One of the glories of Sayers work is the intricacies of her plots. She tends to get a huge number of people involved (the number of people who seemed to have trouped through the ill woman's bedchamber is in itself surprising, given the era) each with subplots and agenda that nonetheless get neatly resolved in the end. Sayers' development of character (even of the already dead ones!) is done with style and subtlety; while Wimsey is developed over several novels, one doesn't feel him a stranger by reading this one alone. The other characters fit their parts admirably (had Sayers not been a writer, she may well have made a good career as a casting director in Hollywood), in physical and personality attributes.

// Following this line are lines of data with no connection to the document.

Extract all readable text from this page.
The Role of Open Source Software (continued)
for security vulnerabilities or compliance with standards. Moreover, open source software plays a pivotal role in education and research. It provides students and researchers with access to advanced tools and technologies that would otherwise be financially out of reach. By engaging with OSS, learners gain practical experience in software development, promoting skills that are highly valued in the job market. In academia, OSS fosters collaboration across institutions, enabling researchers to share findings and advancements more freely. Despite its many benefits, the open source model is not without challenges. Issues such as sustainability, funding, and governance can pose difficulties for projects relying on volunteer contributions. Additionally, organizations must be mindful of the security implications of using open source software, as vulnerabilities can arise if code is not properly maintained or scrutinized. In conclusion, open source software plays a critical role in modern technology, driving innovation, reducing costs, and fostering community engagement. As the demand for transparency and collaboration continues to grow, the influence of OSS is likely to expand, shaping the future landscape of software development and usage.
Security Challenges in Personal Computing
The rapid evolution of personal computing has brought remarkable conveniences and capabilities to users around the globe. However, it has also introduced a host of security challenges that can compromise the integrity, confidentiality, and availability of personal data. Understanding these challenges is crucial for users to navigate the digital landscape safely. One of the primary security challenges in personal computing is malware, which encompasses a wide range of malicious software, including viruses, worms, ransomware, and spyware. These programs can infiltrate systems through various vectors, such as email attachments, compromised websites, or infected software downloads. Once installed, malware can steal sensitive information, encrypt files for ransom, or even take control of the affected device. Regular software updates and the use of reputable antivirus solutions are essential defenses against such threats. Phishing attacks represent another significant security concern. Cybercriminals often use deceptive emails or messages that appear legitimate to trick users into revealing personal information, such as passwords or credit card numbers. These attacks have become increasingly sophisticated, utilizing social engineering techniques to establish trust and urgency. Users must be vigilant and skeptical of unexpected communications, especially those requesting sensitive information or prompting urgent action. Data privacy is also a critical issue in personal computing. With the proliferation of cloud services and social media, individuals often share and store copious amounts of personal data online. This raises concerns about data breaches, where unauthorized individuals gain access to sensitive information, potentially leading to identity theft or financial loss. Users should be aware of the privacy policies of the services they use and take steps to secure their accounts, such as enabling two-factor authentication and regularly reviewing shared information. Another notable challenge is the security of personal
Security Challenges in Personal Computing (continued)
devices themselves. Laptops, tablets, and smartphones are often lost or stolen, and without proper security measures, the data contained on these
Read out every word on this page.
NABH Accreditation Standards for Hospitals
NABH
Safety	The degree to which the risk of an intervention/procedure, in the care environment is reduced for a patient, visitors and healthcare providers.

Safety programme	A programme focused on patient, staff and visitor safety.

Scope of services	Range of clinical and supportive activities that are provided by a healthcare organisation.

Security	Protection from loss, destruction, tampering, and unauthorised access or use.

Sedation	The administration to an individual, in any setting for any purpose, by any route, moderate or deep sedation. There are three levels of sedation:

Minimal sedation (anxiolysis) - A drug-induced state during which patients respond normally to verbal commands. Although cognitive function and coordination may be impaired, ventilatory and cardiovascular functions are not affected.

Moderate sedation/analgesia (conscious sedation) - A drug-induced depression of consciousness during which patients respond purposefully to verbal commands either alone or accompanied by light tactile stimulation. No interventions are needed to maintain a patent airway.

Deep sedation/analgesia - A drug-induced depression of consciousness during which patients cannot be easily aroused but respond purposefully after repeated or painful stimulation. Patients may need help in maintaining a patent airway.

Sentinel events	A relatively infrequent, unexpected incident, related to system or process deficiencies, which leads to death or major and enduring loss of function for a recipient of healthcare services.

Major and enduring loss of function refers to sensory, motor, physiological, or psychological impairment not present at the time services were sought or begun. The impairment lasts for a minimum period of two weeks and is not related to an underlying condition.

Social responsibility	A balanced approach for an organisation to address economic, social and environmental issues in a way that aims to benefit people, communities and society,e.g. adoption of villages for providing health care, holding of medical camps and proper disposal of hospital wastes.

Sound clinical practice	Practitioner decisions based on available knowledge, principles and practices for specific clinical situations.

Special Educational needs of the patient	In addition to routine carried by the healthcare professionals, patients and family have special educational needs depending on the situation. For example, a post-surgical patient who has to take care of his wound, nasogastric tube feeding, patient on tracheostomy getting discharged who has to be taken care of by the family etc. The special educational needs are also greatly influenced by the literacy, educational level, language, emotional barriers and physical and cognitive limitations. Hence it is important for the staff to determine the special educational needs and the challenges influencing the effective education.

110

Her descriptions of the milieu, both in town (London) and in the country (the village and surroundings, in this case, of Hampshire, are interesting reading. Sayers is very much the cosmopolitan, and somewhat condescending toward the countryfolk. However, that is not a heavy element, and perhaps can be written off to her attempt to make Wimsey even more the worldly character he turns out to be over the course of her novels.
In all, an excellent read, a great diversion, and well worth musing over while sipping tea on a Regency-style sofa in one's dressing gown.